Russian cyber auxiliaries hit targets in Canada

The Russian hacktivist auxiliary NoName057 has recently claimed responsibility for a distributed denial-of-service (DDoS) attack against Hydro-Québec, the largest power generation company in the province and huge exporter of electricity to the neighboring state of New York. The website of the power generation and distribution company in Québec has shut down as well as the company’s mobile app. Power generation and distribution, however, were unaffected, nor were customer data compromised. This attack was one in a series recently, where Russian cyber auxiliaries hit Canadian targets as a means of punishment for Canadian defense material support of Ukraine in its defense against Russian aggression.

Other Observations

CYFIRMA Research team observed a potential data leak related to (www[.]calamp[.]com)-CalAmp offers a range of services and products in the field of IoT, including software applications, cloud-based solutions, data analytics, telematics products, and networked services. It is headquartered in the United States of America. The leaked data includes client information, card details, and other related data.

Source: Underground forums


  • Attack Surface Management should be adopted by organizations, ensuring that a continuous closed-loop process is created between attack surface monitoring and security testing.
  • Deploy a unified threat management strategy – including malware detection, deep learning neural networks, and anti-exploit technology – combined with vulnerability and risk mitigation processes.
  • Incorporate Digital Risk Protection (DRP) in the overall security posture that acts as a proactive defence against external threats targeting unsuspecting customers.
  • Implement a holistic security strategy that includes controls for attack surface reduction, effective patch management, active network monitoring, through next generation security solutions and ready to go incident response plan.
  • Create risk-based vulnerability management with deep knowledge about each asset. Assign a triaged risk score based on the type of vulnerability and criticality of the asset to help ensure that the most severe and dangerous vulnerabilities are dealt with first.

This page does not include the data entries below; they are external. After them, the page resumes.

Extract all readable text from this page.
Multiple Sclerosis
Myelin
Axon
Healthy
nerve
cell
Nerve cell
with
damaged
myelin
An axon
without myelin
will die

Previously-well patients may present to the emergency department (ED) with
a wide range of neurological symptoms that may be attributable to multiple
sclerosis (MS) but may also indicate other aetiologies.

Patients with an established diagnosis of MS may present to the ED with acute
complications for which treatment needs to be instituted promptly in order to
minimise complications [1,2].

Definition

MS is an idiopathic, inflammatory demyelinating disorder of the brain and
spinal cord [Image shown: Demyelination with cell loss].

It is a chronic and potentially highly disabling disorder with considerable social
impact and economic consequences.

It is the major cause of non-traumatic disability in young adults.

  • Take advantage of Global Cyber Intelligence providing valuable insights on threat actor activity, detection, and mitigation techniques.
  • Proactively monitor the effectiveness of risk-based information security strategy, the security controls applied and the proper implementation of security technologies, followed by corrective actions remediations, and lessons learned.
  • Move beyond the traditional model of security awareness towards improved simulation and training exercises that mimic real attack scenarios, account for behaviours that lead to a compromised, and are measured against real attacks the organization receives.
  • Consider implementing Network Traffic Analysis (NTA) and Network Detection and Response (NDR) security systems to compensate for the shortcoming of EDR and SIEM solutions.
  • Detection processes are tested to ensure awareness of anomalous events. Timely communication of anomalies and continuously evolved to keep up with refined ransomware threats.

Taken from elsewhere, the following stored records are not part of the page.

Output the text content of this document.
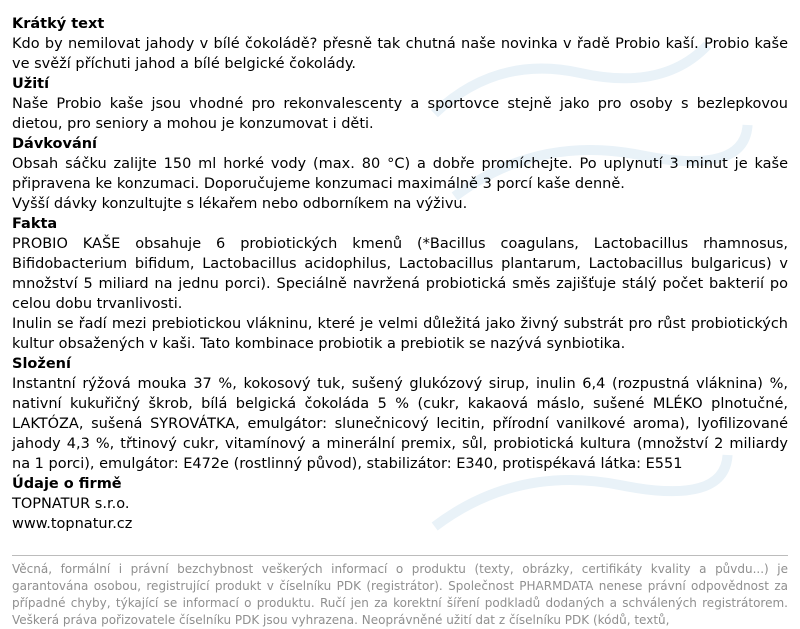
Krátký text

Kdo by nemilovat jahody v bílé čokoládě? přesně tak chutná naše novinka v řadě Probio kaší. Probio kaše ve svěží příchuti jahod a bílé belgické čokolády.

Užití

Naše Probio kaše jsou vhodné pro rekonvalescenty a sportovce stejně jako pro osoby s bezlepkovou dietou, pro seniory a mohou je konzumovat i děti.

Dávkování

Obsah sáčku zalijte 150 ml horké vody (max. 80 °C) a dobře promíchejte. Po uplynutí 3 minut je kaše připravena ke konzumaci. Doporučujeme konzumaci maximálně 3 porcí kaše denně.

Vyšší dávky konzultujte s lékařem nebo odborníkem na výživu.

Fakta

PROBIO KAŠE obsahuje 6 probiotických kmenů (*Bacillus coagulans, Lactobacillus rhamnosus, Bifidobacterium bifidum, Lactobacillus acidophilus, Lactobacillus plantarum, Lactobacillus bulgaricus) v množství 5 miliard na jednu porci). Speciálně navržená probiotická směs zajišťuje stálý počet bakterií po celou dobu trvanlivosti.

Inulin se řadí mezi prebiotickou vlákninu, které je velmi důležitá jako živný substrát pro růst probiotických kultur obsažených v kaši. Tato kombinace probiotik a prebiotik se nazývá synbiotika.

Složení

Instantní rýžová mouka 37 %, kokosový tuk, sušený glukózový sirup, inulin 6,4 (rozpustná vláknina) %, nativní kukuřičný škrob, bílá belgická čokoláda 5 % (cukr, kakaová máslo, sušené MLÉKO plnotučné, LAKTÓZA, sušená SYROVÁTKA, emulgátor: slunečnicový lecitin, přírodní vanilkové aroma), lyofilizované jahody 4,3 %, třtinový cukr, vitamínový a minerální premix, sůl, probiotická kultura (množství 2 miliardy na 1 porci), emulgátor: E472e (rostlinný původ), stabilizátor: E340, protispékavá látka: E551

Údaje o firmě

TOPNATUR s.r.o.

www.topnatur.cz

Věcná, formální i právní bezchybnost veškerých informací o produktu (texty, obrázky, certifikáty kvality a půvdu...) je garantována osobou, registrující produkt v číselníku PDK (registrátor). Společnost PHARMDATA nenese právní odpovědnost za případné chyby, týkající se informací o produktu. Ručí jen za korektní šíření podkladů dodaných a schválených registrátorem. Veškerá práva pořizovatele číselníku PDK jsou vyhrazena. Neoprávněné užití dat z číselníku PDK (kódů, textů,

  • Patch software/applications as soon as updates are available. Where feasible, automated remediation should be deployed since vulnerabilities are one of the top attack vectors.
  • Consider using security automation to speed up threat detection, improve incident response, increase. the visibility of security metrics, and rapid execution of security checklists.
  • Build and undertake safeguarding measures by monitoring/ blocking the IOCs and strengthen defences based on tactical intelligence provided.
  • Deploy detection technologies that are behavioural anomaly-based to detect ransomware attacks and help to take appropriate measures.
  • Implement a combination of security control such as reCAPTCHA (Completely Automated Public Turing test to tell Computers and Humans Apart), Device fingerprinting, IP backlisting, Rate-limiting, and Account lockout to thwart automated brute-force attacks.
  • Ensure email and web content filtering uses real-time blocklists, reputation services, and other similar mechanisms to avoid accepting content from known and potentially malicious sources.